Umbilical Cord Care: Step By Step
A mother’s bond with her baby starts before she even realizes it - through the umbilical cord. Taking care of the umbilical cord is essential because it is one of the most delicate and infection prone zones for newborns.
Although the umbilical cord is cut off right after birth, there lies a stump of tissues, which need to get dried up before it falls off on its own. This requires around 2-3 weeks, and all it needs is a mom’s love, care and a lot of attention.
Here’s a step-by-step guide to caring for your baby’s umbilical cord.
1. The umbilical cord needs to be kept dry and away from any kind of moisture, so that it does not get infected.
2. The baby’s diaper needs to be kept folded away from the umbilical cord, so that the chances of sweating in that region becomes low. This prevents any major threat to the life of your baby. Exposure to air will help it dry out faster.
3. When you’re bathing your baby, use a sponge instead of the usual tub baths. The sponge contains enough water to give your baby a nice bath. Too much water and moisture are bad for your baby’s umbilical cord.

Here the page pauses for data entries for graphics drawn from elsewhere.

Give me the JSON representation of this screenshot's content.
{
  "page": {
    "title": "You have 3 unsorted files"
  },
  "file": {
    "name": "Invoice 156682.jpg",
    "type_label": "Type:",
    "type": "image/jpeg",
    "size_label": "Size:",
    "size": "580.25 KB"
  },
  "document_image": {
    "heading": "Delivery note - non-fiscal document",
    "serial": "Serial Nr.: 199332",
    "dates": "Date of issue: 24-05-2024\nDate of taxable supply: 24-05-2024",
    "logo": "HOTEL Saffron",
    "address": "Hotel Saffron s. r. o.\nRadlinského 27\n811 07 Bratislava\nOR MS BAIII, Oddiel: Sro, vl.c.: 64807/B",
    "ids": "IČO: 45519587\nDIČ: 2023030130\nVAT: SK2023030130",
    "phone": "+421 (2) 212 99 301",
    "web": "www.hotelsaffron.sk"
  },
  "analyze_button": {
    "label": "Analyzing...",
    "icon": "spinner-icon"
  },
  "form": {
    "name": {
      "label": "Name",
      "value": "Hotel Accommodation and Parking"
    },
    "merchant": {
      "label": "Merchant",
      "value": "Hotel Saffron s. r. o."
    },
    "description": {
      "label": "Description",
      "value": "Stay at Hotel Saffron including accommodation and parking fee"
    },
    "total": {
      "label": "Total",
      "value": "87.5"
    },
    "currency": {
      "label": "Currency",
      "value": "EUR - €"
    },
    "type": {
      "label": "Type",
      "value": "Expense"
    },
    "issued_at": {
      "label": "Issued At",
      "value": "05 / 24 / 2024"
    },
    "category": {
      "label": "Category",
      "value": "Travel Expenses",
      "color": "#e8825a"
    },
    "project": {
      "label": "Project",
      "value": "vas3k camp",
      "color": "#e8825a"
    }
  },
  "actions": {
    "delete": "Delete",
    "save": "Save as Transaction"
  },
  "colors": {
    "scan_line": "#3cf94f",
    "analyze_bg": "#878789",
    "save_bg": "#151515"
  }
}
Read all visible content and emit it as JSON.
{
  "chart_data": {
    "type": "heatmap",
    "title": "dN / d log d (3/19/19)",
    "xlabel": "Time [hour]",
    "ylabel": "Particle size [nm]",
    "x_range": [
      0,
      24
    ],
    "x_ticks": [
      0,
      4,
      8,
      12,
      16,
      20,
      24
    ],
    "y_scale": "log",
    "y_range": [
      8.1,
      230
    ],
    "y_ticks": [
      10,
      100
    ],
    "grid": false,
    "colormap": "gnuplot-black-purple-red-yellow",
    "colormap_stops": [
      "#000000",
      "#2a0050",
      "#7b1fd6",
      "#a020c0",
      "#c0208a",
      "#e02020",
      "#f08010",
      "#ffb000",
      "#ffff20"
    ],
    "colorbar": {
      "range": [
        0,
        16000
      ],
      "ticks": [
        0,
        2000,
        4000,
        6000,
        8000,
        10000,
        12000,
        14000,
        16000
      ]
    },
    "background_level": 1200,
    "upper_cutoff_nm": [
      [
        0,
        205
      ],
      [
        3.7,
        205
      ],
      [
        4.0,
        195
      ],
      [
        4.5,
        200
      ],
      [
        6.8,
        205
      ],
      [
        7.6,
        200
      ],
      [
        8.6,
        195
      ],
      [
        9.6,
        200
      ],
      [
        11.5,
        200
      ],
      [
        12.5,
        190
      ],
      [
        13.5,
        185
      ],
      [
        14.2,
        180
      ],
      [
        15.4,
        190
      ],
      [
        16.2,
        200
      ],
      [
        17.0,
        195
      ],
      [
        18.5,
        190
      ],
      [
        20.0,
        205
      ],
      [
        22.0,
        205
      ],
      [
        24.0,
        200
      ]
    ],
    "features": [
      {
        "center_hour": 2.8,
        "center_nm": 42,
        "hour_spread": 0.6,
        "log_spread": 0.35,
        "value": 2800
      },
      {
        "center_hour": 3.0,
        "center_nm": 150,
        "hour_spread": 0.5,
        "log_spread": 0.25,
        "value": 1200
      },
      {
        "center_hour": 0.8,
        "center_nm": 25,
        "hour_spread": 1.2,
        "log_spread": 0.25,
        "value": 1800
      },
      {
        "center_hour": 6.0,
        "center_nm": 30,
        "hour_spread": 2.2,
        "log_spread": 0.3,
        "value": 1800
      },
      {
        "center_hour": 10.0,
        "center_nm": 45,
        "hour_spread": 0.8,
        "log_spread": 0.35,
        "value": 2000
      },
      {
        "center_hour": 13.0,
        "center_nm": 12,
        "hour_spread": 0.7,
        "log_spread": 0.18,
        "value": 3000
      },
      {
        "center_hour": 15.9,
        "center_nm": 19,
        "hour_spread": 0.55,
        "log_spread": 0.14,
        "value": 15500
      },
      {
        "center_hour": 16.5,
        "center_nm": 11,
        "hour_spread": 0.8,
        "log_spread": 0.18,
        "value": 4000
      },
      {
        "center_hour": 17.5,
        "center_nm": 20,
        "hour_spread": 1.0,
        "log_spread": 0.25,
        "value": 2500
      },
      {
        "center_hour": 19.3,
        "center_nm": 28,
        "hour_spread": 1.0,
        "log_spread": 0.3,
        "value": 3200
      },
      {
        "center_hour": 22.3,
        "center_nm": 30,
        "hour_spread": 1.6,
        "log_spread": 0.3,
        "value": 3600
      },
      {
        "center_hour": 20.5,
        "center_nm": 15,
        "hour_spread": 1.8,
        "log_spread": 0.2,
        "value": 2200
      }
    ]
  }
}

Take a small cotton swab and dip it in warm water and mild soap. Squeeze the excess water and use it to wipe around the umbilical cord. It will keep the area hygienic and clean.
Later, gently pat it dry with a dry cotton towel and avoid putting moisturizer near that region.
4. On hot summer days, let your baby wear only a diaper and loose clothing to let air get circulated. This will only help in speeding up the drying process.
5. Don’t dress your baby in a full body suit or have any kind of tight clothing that will stick to your newborn’s body. There needs to be a passageway for air to pass through your baby’s clothes. Not only will it fasten the drying process, but it will help in preventing rashes.
6. Don’t even think of pulling off the stump from the umbilical cord. It might be quite a tempting thing to do because it looks like a thread sticking out. You should never pull it or even attempt to pull it off.
Not only will you hurt your baby and cause him/her physical pain, but you will end up increasing the probability of your baby developing a terrible infection.
7. You’ll realize that the area is infected only when the skin around the region becomes red. Your baby starts crying in pain even if you touch the area slightly. You will notice a foul odour coming from your baby’s belly button, with several puss-like formations developing inside the belly button.